We often start to pay attention to a thing when it becomes more or less than it was in a previous state.
Such an attention conceals a deeper problem. Namely, for our common experience, it is a great challenge to accept that a thing can be in two different states, even if they belong to successive periods of time. Because we primarily learn, for instance, about „a dog”, not about a dog growing old or decaying.
Thus, any increase or decrease of the same thing is a challenge to our mind. But any thought about a thing makes us alien to it, since we have to interrupt the direct contact with it. Moreover, when it is involved a person, such a distance for thinking of her presents moral problems.

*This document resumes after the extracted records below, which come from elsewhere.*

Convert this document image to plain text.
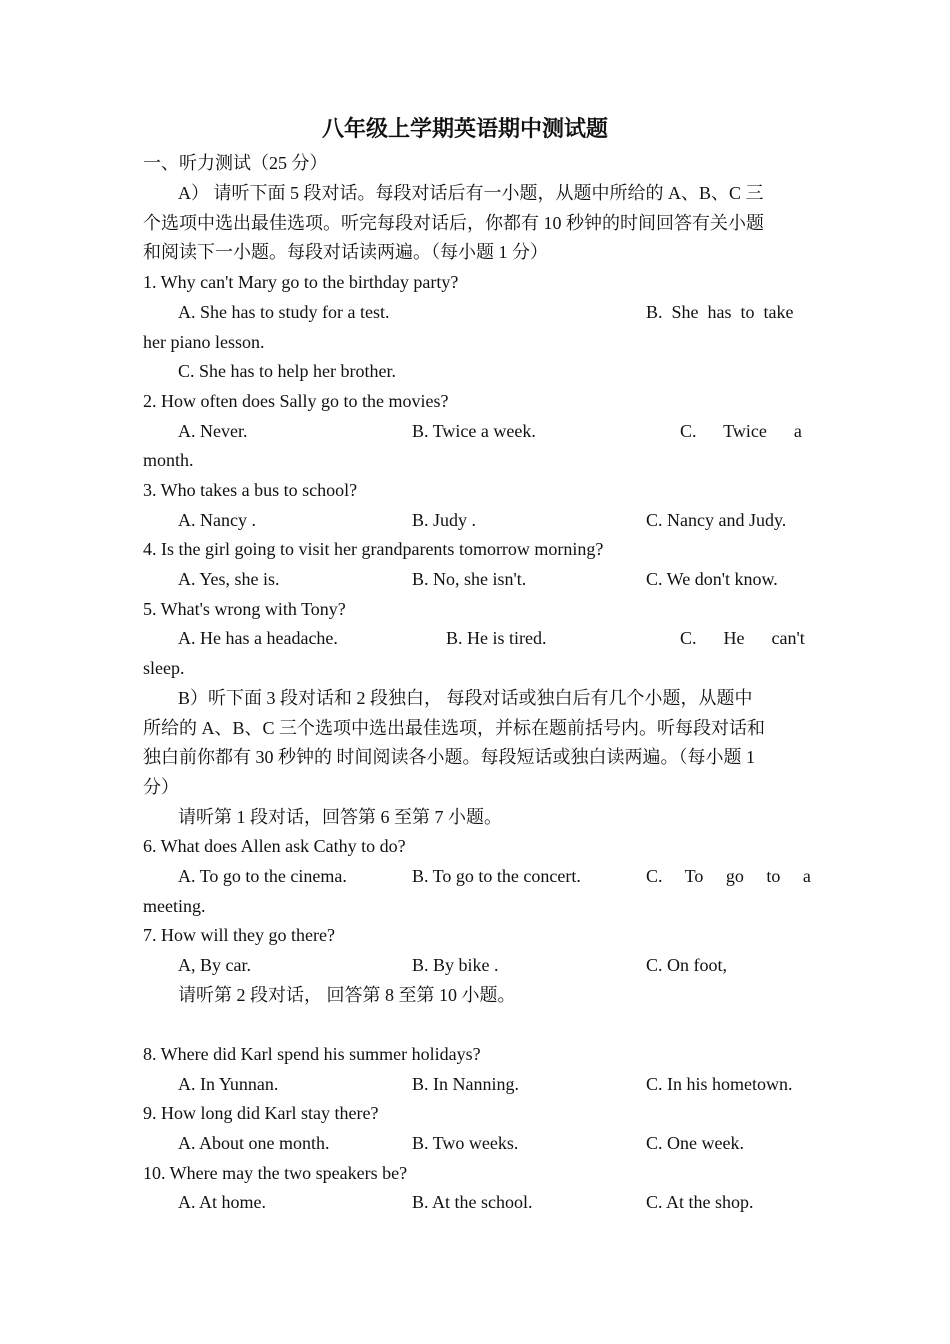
八年级上学期英语期中测试题
一、听力测试（25 分）
A） 请听下面 5 段对话。每段对话后有一小题，从题中所给的 A、B、C 三
个选项中选出最佳选项。听完每段对话后，你都有 10 秒钟的时间回答有关小题
和阅读下一小题。每段对话读两遍。（每小题 1 分）
1. Why can't Mary go to the birthday party?
A. She has to study for a test.	B.  She  has  to  take
her piano lesson.
C. She has to help her brother.
2. How often does Sally go to the movies?
A. Never.	B. Twice a week.	C.      Twice      a
month.
3. Who takes a bus to school?
A. Nancy .	B. Judy .	C. Nancy and Judy.
4. Is the girl going to visit her grandparents tomorrow morning?
A. Yes, she is.	B. No, she isn't.	C. We don't know.
5. What's wrong with Tony?
A. He has a headache.	B. He is tired.	C.      He      can't
sleep.
B）听下面 3 段对话和 2 段独白， 每段对话或独白后有几个小题，从题中
所给的 A、B、C 三个选项中选出最佳选项，并标在题前括号内。听每段对话和
独白前你都有 30 秒钟的 时间阅读各小题。每段短话或独白读两遍。（每小题 1
分）
请听第 1 段对话，回答第 6 至第 7 小题。
6. What does Allen ask Cathy to do?
A. To go to the cinema.	B. To go to the concert.	C.     To     go     to     a
meeting.
7. How will they go there?
A, By car.	B. By bike .	C. On foot,
请听第 2 段对话， 回答第 8 至第 10 小题。
8. Where did Karl spend his summer holidays?
A. In Yunnan.	B. In Nanning.	C. In his hometown.
9. How long did Karl stay there?
A. About one month.	B. Two weeks.	C. One week.
10. Where may the two speakers be?
A. At home.	B. At the school.	C. At the shop.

In order to solve such difficulties, we appeal to the mathematical thinking. The increase or decrease of a thing is reckoned using the abstract numerical notions. Concerning people, we use the system of numbering their years of life. Since the habit of numbering is largely adopted, the numbers came to seem harmless for our relations with the numbered things.
Besides, the numerical abstractions leave us the impression that we had a thoughtful approach of all the changes. In fact, though rational, the mathematical explanation is just an expedient for the harder duty of thinking what does mean a thing which is „more than” or „less than”.
We feel such a harder duty whenever we refrain from mathematical explanations and simply wonder before things and persons which become bigger and smaller than they were before.